Пусть и с разницей в несколько долгих лет.
========== Ржавые цепи. ==========
Она сидит на холме, на скамейке, под старым раскидистым дубом; смотрит вниз, перекатывая в пальцах талисман – медная лошадка столько лет с ней. Рейн поджимает губы: наверно, стоит забыть, проститься, но она не может, не хочет. В голове катаются клубком воспоминания: ни о Второй мировой войне, а об их охоте за древними сокровищами дьявола: замок Гауштадт, откровения, и его глаза: слепой и нет, но в них плескалась жизнь… Рейн стискивает зубы; столько лет, а его призрак она так и не может отпустить.
Может, стоит действительно начать всё с чистого листа?
Полукровка замахивается, хочет выкинуть последнее воспоминание, что связывает её с прошлым; вскидывает руку, зажимая в кулаке игрушку, но… останавливается. Не может: это невозможно. Эта лошадка – тот единственный подарок, который остался у неё от него. Дампир сглатывает, обречённо вздыхает; смотрит на потрёпанный временем сувенир и отправляет обратно в карман куртки; этот талисман останется с ней на всю жизнь.
Как и память о немце, которому… просто не повезло.
Она вздыхает, смотрит на заходящее солнце, даже не обращает внимания, как к ней кто-то подходит: почти бесшумно и, кажется, прихрамывая. Дампиру всё равно: она игнорирует гостя, который мостится с другой стороны скамейки; видимо, ещё одна душа желает уединиться со своими мыслями, воспоминаниями, прошлым…
Но неожиданно с ней начинают говорить.
- Красиво, не правда ли? – Рейн отворачивается; идиотская попытка завязать разговор. – Я люблю бывать тут по ночам. Здесь… можно расслабиться и отдохнуть мыслями.
Дампир поднимает голову, всматриваясь вдаль. Отчего эти слова кажутся ей знакомыми?
Но когда он продолжает, паззлы складываются сами собой.
- Вы согласны, Fräulein?
У Рейн дыхание перехватывает, тело сковывает от одной лишь мысли… Этого просто не может быть. Галлюцинации? Видения? Ей кажется? Или это реальность? Всё по-настоящему?.. Она не знает, но боится проверить. Сжимает кулаки, смотрит себе под ноги, пытаясь смириться с мыслью. Рейн встаёт, и человек с той стороны тоже. Полукровка на секунду глаза прикрывает и, собравшись с духом, оборачивается и видит… От того чуть ли не падает, но рука, бросившая на землю трость, успевает подхватить её.
Он улыбается, а у неё весь внутренний мир будто вверх дном переворачивается.
Глаза предательски щиплет: теперь уже не от обиды и несправедливости… А от того, что всё это – настоящее.
Он настоящий. И живой. Перед ней. Здесь и сейчас.
Её любимый немец вернулся из мира мёртвых.
К ней.
- Привет, - шепчет он, и дампир подходит ближе, все ещё не веря; она осторожно касается его лица, думает, что перед ней видение, призрак, и от одного касания его силуэт рассыплется, растворится в воздухе: волосы отросли, пальцы покалывает светлой щетиной… Ничего не происходит. Он стоит рядом с ней. Дампир кусает губы; настоящий, живой… - Я скучал по тебе.
Рейн всхлипывает и заключает его в объятия; она не может прийти в себя. Сердце стучит так, что готово выпрыгнуть. Она чувствует его. Чувствует его сердцебиение.
Живой.
Немец носом зарывается ей в волосы.
- Я больше никогда не уйду.
- Как… - она отстраняется, смотря на него, - как ты выжил?

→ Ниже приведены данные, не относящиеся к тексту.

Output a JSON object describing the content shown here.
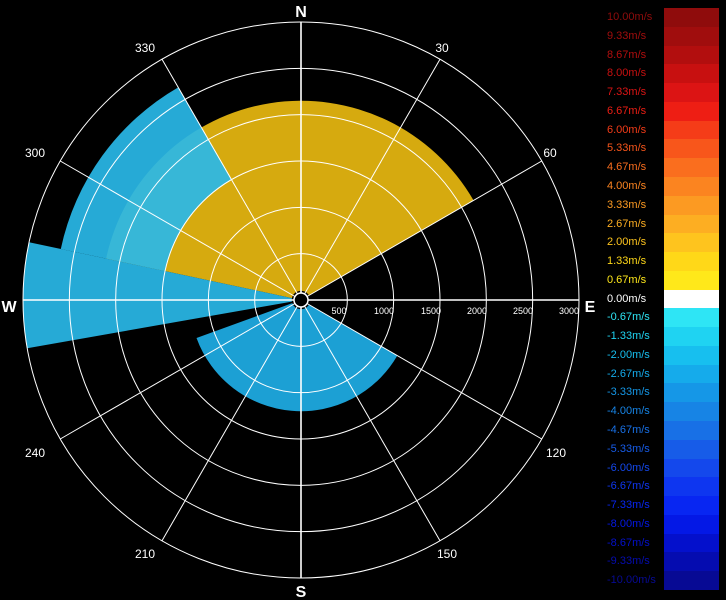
{
  "chart_data": {
    "type": "heatmap",
    "subtype": "polar-radar-velocity-ppi",
    "compass": {
      "north": "N",
      "east": "E",
      "south": "S",
      "west": "W"
    },
    "azimuth_labels": [
      "30",
      "60",
      "120",
      "150",
      "210",
      "240",
      "300",
      "330"
    ],
    "azimuth_values_deg": [
      30,
      60,
      120,
      150,
      210,
      240,
      300,
      330
    ],
    "range_labels": [
      "500",
      "1000",
      "1500",
      "2000",
      "2500",
      "3000"
    ],
    "range_values_m": [
      500,
      1000,
      1500,
      2000,
      2500,
      3000
    ],
    "max_range_m": 3000,
    "unit": "m/s",
    "colorbar": {
      "levels": [
        {
          "label": "10.00m/s",
          "value": 10.0,
          "color": "#8f0c0c"
        },
        {
          "label": "9.33m/s",
          "value": 9.33,
          "color": "#a00d0d"
        },
        {
          "label": "8.67m/s",
          "value": 8.67,
          "color": "#b20e0e"
        },
        {
          "label": "8.00m/s",
          "value": 8.0,
          "color": "#c81010"
        },
        {
          "label": "7.33m/s",
          "value": 7.33,
          "color": "#dc1414"
        },
        {
          "label": "6.67m/s",
          "value": 6.67,
          "color": "#ee1e14"
        },
        {
          "label": "6.00m/s",
          "value": 6.0,
          "color": "#f53c18"
        },
        {
          "label": "5.33m/s",
          "value": 5.33,
          "color": "#f8561b"
        },
        {
          "label": "4.67m/s",
          "value": 4.67,
          "color": "#fa6e1e"
        },
        {
          "label": "4.00m/s",
          "value": 4.0,
          "color": "#fb8420"
        },
        {
          "label": "3.33m/s",
          "value": 3.33,
          "color": "#fc9a22"
        },
        {
          "label": "2.67m/s",
          "value": 2.67,
          "color": "#fdae22"
        },
        {
          "label": "2.00m/s",
          "value": 2.0,
          "color": "#fec41e"
        },
        {
          "label": "1.33m/s",
          "value": 1.33,
          "color": "#ffd818"
        },
        {
          "label": "0.67m/s",
          "value": 0.67,
          "color": "#ffe81a"
        },
        {
          "label": "0.00m/s",
          "value": 0.0,
          "color": "#ffffff"
        },
        {
          "label": "-0.67m/s",
          "value": -0.67,
          "color": "#2ee5f5"
        },
        {
          "label": "-1.33m/s",
          "value": -1.33,
          "color": "#1fd3f2"
        },
        {
          "label": "-2.00m/s",
          "value": -2.0,
          "color": "#17bfef"
        },
        {
          "label": "-2.67m/s",
          "value": -2.67,
          "color": "#15abeb"
        },
        {
          "label": "-3.33m/s",
          "value": -3.33,
          "color": "#1597e7"
        },
        {
          "label": "-4.00m/s",
          "value": -4.0,
          "color": "#1784e5"
        },
        {
          "label": "-4.67m/s",
          "value": -4.67,
          "color": "#1870e6"
        },
        {
          "label": "-5.33m/s",
          "value": -5.33,
          "color": "#175ce8"
        },
        {
          "label": "-6.00m/s",
          "value": -6.0,
          "color": "#1448ec"
        },
        {
          "label": "-6.67m/s",
          "value": -6.67,
          "color": "#0e36f0"
        },
        {
          "label": "-7.33m/s",
          "value": -7.33,
          "color": "#0826f2"
        },
        {
          "label": "-8.00m/s",
          "value": -8.0,
          "color": "#0418e6"
        },
        {
          "label": "-8.67m/s",
          "value": -8.67,
          "color": "#0410cc"
        },
        {
          "label": "-9.33m/s",
          "value": -9.33,
          "color": "#050cb0"
        },
        {
          "label": "-10.00m/s",
          "value": -10.0,
          "color": "#070a94"
        }
      ]
    },
    "echo_regions": [
      {
        "description_color": "#e8b810",
        "az_start_deg": 282,
        "az_end_deg": 60,
        "range_min_m": 100,
        "range_max_m": 2150
      },
      {
        "description_color": "#29b8e8",
        "az_start_deg": 260,
        "az_end_deg": 282,
        "range_min_m": 100,
        "range_max_m": 3000
      },
      {
        "description_color": "#29b8e8",
        "az_start_deg": 282,
        "az_end_deg": 330,
        "range_min_m": 1500,
        "range_max_m": 2650
      },
      {
        "description_color": "#1eaee6",
        "az_start_deg": 120,
        "az_end_deg": 250,
        "range_min_m": 100,
        "range_max_m": 1200
      }
    ]
  }
}
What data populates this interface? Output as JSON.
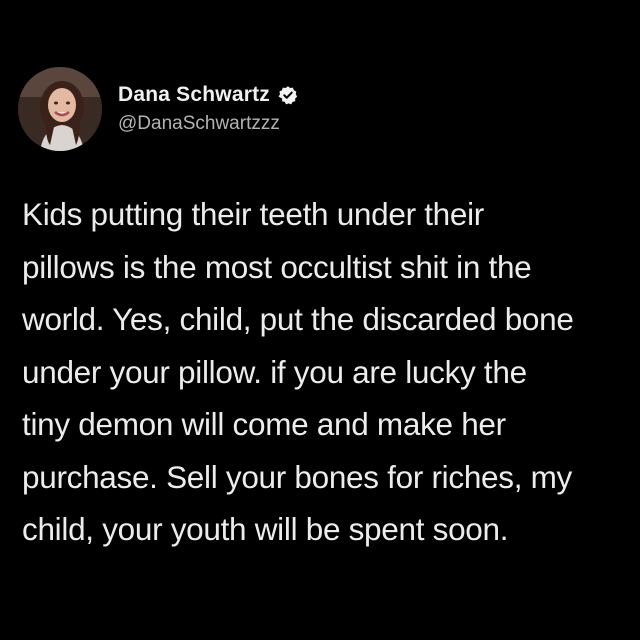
{
  "tweet": {
    "author": {
      "display_name": "Dana Schwartz",
      "handle": "@DanaSchwartzzz",
      "verified_icon": "verified-badge-icon",
      "avatar": "profile-photo"
    },
    "text": "Kids putting their teeth under their\npillows is the most occultist shit in the\nworld. Yes, child, put the discarded bone\nunder your pillow. if you are lucky the\ntiny demon will come and make her\npurchase. Sell your bones for riches, my\nchild, your youth will be spent soon."
  },
  "colors": {
    "background": "#000000",
    "text": "#ececec",
    "handle": "#b3b3b3"
  }
}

- Сердце Белиара, - Зигмунд пожимает плечами. – Он же…
- Дарует бессмертие и регенерацию, - заканчивает полукровка за него, догадываясь. Осознание произошедшего в прошлом приходит чуть позже. Она смотрит на него, удивляясь: - так значит?..
- Тебе придётся меня терпеть до скончания веков, - смеётся, и его голос – самое лучшее, самое приятное, что приходилось ей слышать за последние годы. – Правда, теперь я ещё и хромой.
- Ты живой, - шепчет Рейн, проводя пальцами по его скуле. – Живой…
- И весь твой, моя Frau.
Полукровка не может поверить в его слова; она отворачивается, осмысливая сказанное, и Кригеру кажется, что он ненароком обижает её, но… ничего не умеет значения, когда она обвивает его шею и жадно впивается в губы самым сладким, самым горячим поцелуем.
Они сосредотачиваются друг на друге, говоря своими чувствами, вместо слов; под раскидистым дубом, под лучами солнца… Времени для них ныне не существует.
Впереди – то будущее, которое они пройдут вместе.
Они – словно звенья старой ржавой цепи, которую никак не сломать; даже во веки веков.
Звенья, которые будут держаться крепко навсегда.